沒一會兒就感覺眼前一黑,拿劍的手漸漸有些吃力,沒了阻擋,暗衛趁機又是幾劍刺中宋涼夜,血流如柱。

他踉蹌一步,嘴角溢出鮮血,身體一軟,‘嘭’的一聲,直直倒在了灑落滿地粉嫩花瓣的泥地中。

這一刻——

他想,他的確有些累了。

幾名暗衛似乎沒有要取人性命的意思,見男人奄奄一息躺在被血侵染的泥地中,速度很快地就撤離開了。

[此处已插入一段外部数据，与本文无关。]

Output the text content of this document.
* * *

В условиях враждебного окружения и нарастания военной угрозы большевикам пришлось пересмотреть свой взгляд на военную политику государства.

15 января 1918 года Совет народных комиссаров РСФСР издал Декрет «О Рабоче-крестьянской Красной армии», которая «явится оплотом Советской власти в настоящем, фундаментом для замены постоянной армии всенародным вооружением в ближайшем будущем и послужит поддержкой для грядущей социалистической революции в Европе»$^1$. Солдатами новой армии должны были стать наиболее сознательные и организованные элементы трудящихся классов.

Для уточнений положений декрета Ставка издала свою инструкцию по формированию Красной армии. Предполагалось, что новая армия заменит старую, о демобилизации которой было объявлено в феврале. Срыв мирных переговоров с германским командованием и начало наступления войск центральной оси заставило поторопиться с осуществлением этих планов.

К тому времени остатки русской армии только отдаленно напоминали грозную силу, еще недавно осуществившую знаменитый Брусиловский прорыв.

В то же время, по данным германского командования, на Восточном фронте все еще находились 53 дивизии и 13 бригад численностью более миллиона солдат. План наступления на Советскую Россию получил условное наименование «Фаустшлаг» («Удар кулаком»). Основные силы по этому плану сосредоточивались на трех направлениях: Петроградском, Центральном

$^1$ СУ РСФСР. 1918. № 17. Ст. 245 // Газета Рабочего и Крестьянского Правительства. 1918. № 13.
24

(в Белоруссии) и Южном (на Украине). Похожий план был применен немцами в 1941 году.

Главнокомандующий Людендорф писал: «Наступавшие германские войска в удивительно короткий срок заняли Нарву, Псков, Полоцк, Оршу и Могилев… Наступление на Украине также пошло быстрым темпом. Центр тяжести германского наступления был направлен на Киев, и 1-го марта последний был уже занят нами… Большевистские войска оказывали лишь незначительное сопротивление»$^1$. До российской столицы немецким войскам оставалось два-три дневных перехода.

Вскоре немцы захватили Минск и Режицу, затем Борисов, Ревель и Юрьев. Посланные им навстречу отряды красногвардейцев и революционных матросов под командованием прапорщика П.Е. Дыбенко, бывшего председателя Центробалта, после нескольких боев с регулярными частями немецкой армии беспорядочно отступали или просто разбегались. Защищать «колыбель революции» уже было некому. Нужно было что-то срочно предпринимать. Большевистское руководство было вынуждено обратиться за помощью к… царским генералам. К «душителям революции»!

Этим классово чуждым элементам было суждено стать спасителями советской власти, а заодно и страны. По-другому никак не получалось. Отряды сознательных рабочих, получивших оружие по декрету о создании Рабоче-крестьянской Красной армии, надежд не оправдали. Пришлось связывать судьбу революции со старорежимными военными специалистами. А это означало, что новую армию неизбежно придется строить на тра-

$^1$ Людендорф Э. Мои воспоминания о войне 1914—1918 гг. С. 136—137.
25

仰面望著遼闊無垠湛藍純凈的天空,映入眼簾的一切都那麽美好。

瓦藍的天,白凈的雲,淺粉的桃花,美的像一幅夢中的畫卷。

幹凈純粹,溫暖明亮。

是他短短十幾年生命中,從未觀賞過的風景。

在春花爛漫裏,宋涼夜突然想起他永遠也不想去回憶的場景——他在奴隸營的擂臺上,決不允許自己有倒下的那些時刻。

因為倒下就意味著輸了,輸了就意味著死亡。

血腥,殘暴,尖叫,吶喊,嘶吼,一幕幕地席卷腦海。

他以為這些記憶離他很遠了,也妄想他已經逃離了那些晦暗。

如今才驚覺,這些東西已然牢牢印刻在他的骨血中,他想遺忘的,他想摒棄的,他想擺脫的,卻是他生命裏最熟悉的。

是他身上最深的烙印!

首輔大人怎麽可能讓這樣的人去接近他的女兒?

宋涼夜渾身發冷,冷的幾乎全身戰栗,世界很靜,靜的能聽見自己血液流逝的聲音。

他動了動染血的手指,麻木的心臟跳地緩慢又微弱。

“輕輕...”

蒼白的嘴唇低低呢喃,想起那個如三月春花般鮮活明亮的女子,悲涼瘡痍的心裏,突然就湧起一股委屈。